Однако цыган оказался настырным. На следующий день он нашёл меня уже на работе. И предложил нормальную цену. Но я всё равно отказался.
— Но почему?
— Не хочу.
Иванов был настолько ошеломлен отказом, что стал, как говорят китайцы (или японцы?), «терять лицо»: суетиться и рассказывать про мою машинку всякие гадости.
— Нет.
— Ты подумай, а?
— Сказано — нет, значит — нет.
Вероятно, выражение у меня было в этот момент такое, что «Будулай» окончательно «потерял лицо» и ретировался. Но не навсегда.
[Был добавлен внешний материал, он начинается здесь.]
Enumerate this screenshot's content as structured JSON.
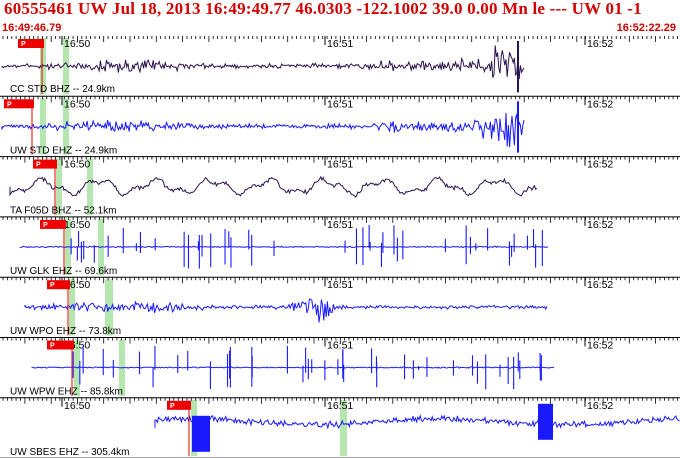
{
  "header": {
    "title": "60555461 UW Jul 18, 2013 16:49:49.77   46.0303 -122.1002 39.0 0.00 Mn le --- UW 01  -1",
    "start_time": "16:49:46.79",
    "end_time": "16:52:22.29"
  },
  "time_ticks": [
    "16:50",
    "16:51",
    "16:52"
  ],
  "pick_label": "P",
  "colors": {
    "title": "#d40000",
    "pick": "#ee0000",
    "blue_trace": "#1a1aff",
    "dark_trace": "#2a1450",
    "window_shade": "#b6e6b0"
  },
  "traces": [
    {
      "label": "CC STD BHZ -- 24.9km",
      "color": "dark",
      "kind": "quake"
    },
    {
      "label": "UW STD EHZ -- 24.9km",
      "color": "blue",
      "kind": "quake"
    },
    {
      "label": "TA F05D BHZ -- 52.1km",
      "color": "dark",
      "kind": "wavy"
    },
    {
      "label": "UW GLK EHZ -- 69.6km",
      "color": "blue",
      "kind": "spiky"
    },
    {
      "label": "UW WPO EHZ -- 73.8km",
      "color": "blue",
      "kind": "burst"
    },
    {
      "label": "UW WPW EHZ -- 85.8km",
      "color": "blue",
      "kind": "spiky"
    },
    {
      "label": "UW SBES EHZ -- 305.4km",
      "color": "blue",
      "kind": "tele"
    }
  ]
}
Миша появился в офисе ровно через неделю. И усы его висели как-то особенно погребально. Цыган положил передо мной увесистую пачку, по которой сразу было ясно: сумма более чем внушительная. Упорствовать было глупо, и я протянул ключи от «шестёрки»:
— Машина ваша.
С переоформлением документов Миша заморачиваться не стал — просто порвал пачку доверенностей. Я убрал деньги в сейф и отправился с ним на улицу — бросить прощальный взгляд на свою «шестёрочку».
Рядом с ней стояла «девяносто девятая» того самого, модного цвета «мокрый асфальт». Из неё выглядывал цыганёнок — очевидно, один из отпрысков Иванова. Он неумело затягивался сигаретой и пытался корчить серьёзные рожи.
Отец цыкнул на него и повернулся ко мне:
— Поможешь перегнать?
Помня об увесистом гонораре, я не стал упираться.
— Куда именно?
— Тут недалеко… — уклончиво ответил он. — А обратно мы тебя привезем.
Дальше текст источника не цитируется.